Die heutige Struktur Neukirchs

Neukirch hat heute 660 Einwohner (Stand: 31.12.2015). Die Gemarkung umfasst 582 Hektar; ein großer Teil dieser Fläche wird noch landwirtschaftlich genutzt. Es gibt nur noch landwirtschaftliche Betriebe im Nebenerwerb. Ein Großteil der landwirtschaftlichen Nutzfläche ist an auswärtige landwirtschaftliche Betriebe der näheren Umgebung verpachtet. Kurz vor dem zweiten Weltkrieg legte Franz Roming mit einer Fahrradmechanikerwerkstätte den Grundstein für den Aufbau einer heimischen Industrie. Heute sind bei den verschiedenen Unternehmungen in den Branchen Handel, Handwerk, Gewerbe, Fuhrbetriebe, Industrie etwa 300 Personen beschäftigt. Auch eine Pension mit Zimmervermietung ist im Ort. Für die Grundversorgung gibt es noch eine Bäckerei und eine Zweigstelle der Kreissparkasse Rottweil vor Ort.  
Durch Neukirch führt  die Bundesstraße 27, die den Ort in zwei Hälften teilt. Gleichzeitig stellt diese Straße aber eine schnelle Verkehrsanbindung an die Mittelzentren Villingen-Schwenningen und Tübingen-Reutlingen dar. 
Im öffentlichen Personennahverkehr bestehen Schul- und Rufbusverbindungen zur Kernstadt. Weiterhin gibt es noch eingeschränkte Möglichkeiten auf der SBG-Linie  Balingen-Rottweil-Schömberg sowohl die Kernstadt auch das naheliegende Schömberg zu erreichen. Die im Jahre 1965 erbaute Schule wird heute als Grundschule von den Schülern aus den Stadtteilen Neukirch, Vaihingerhof und Zepfenhan besucht. Weiterhin betreibt die Gustav-Werner-Schule eine Inklusionsklasse in diesem Gebäude.
 
Zwischen der Zepfenhaner Straße und der B 27 wurde Anfang der achtziger Jahre der Grundstock für das Gewerbegebiet Eferen gelegt, welches zwischenzeitlich bereits zwei Mal erweitert worden ist. Mehrere Betriebsgebäude wurden in den vergangenen Jahren erbaut oder wesentlich erweitert und modernisiert.

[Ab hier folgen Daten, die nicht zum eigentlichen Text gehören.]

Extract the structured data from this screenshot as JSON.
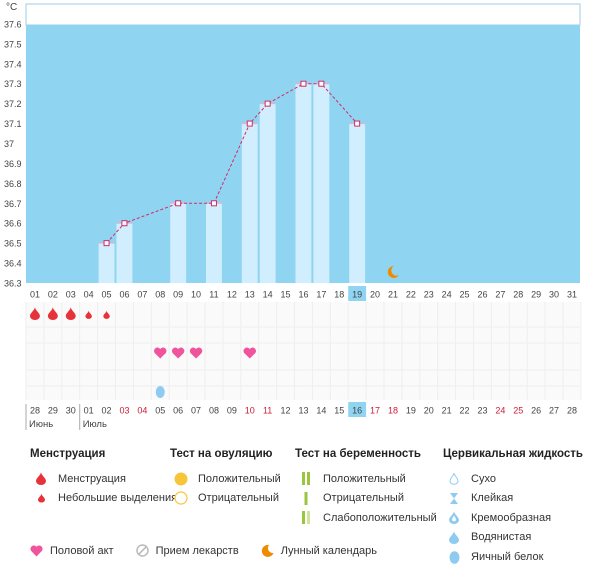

Durch die große Verwaltungsreform am Anfang der 70er Jahre hat Neukirch, wie so viele andere Ortschaften im Land Baden-Württemberg, seine Selbständigkeit verloren. Mit dem Eingliederungsvertrag vom 01. Januar 1973 wurde die Gemeinde in die "Große Kreisstadt Rottweil" eingegliedert. Am 05. Dezember 1978 ist Paul Grimm nach 32-jähriger Tätigkeit als Bürgermeister und zuletzt als Ortsvorsteher an der Spitze der Gemeinde altershalber in den Ruhestand getreten. Der Gemeinderat der Stadt Rottweil wählte auf Vorschlag des Ortschaftsrates nach den jeweiligen Kommunalwahlen Josef Ziegler zum ehrenamtlichen Ortsvorsteher. Dieses Ehrenamt übte Josef Ziegler mehr als 25 Jahre lang aus. Im Jahre 2004 wurde dann Walter Keller zum neuen Ortsvorsteher gewählt.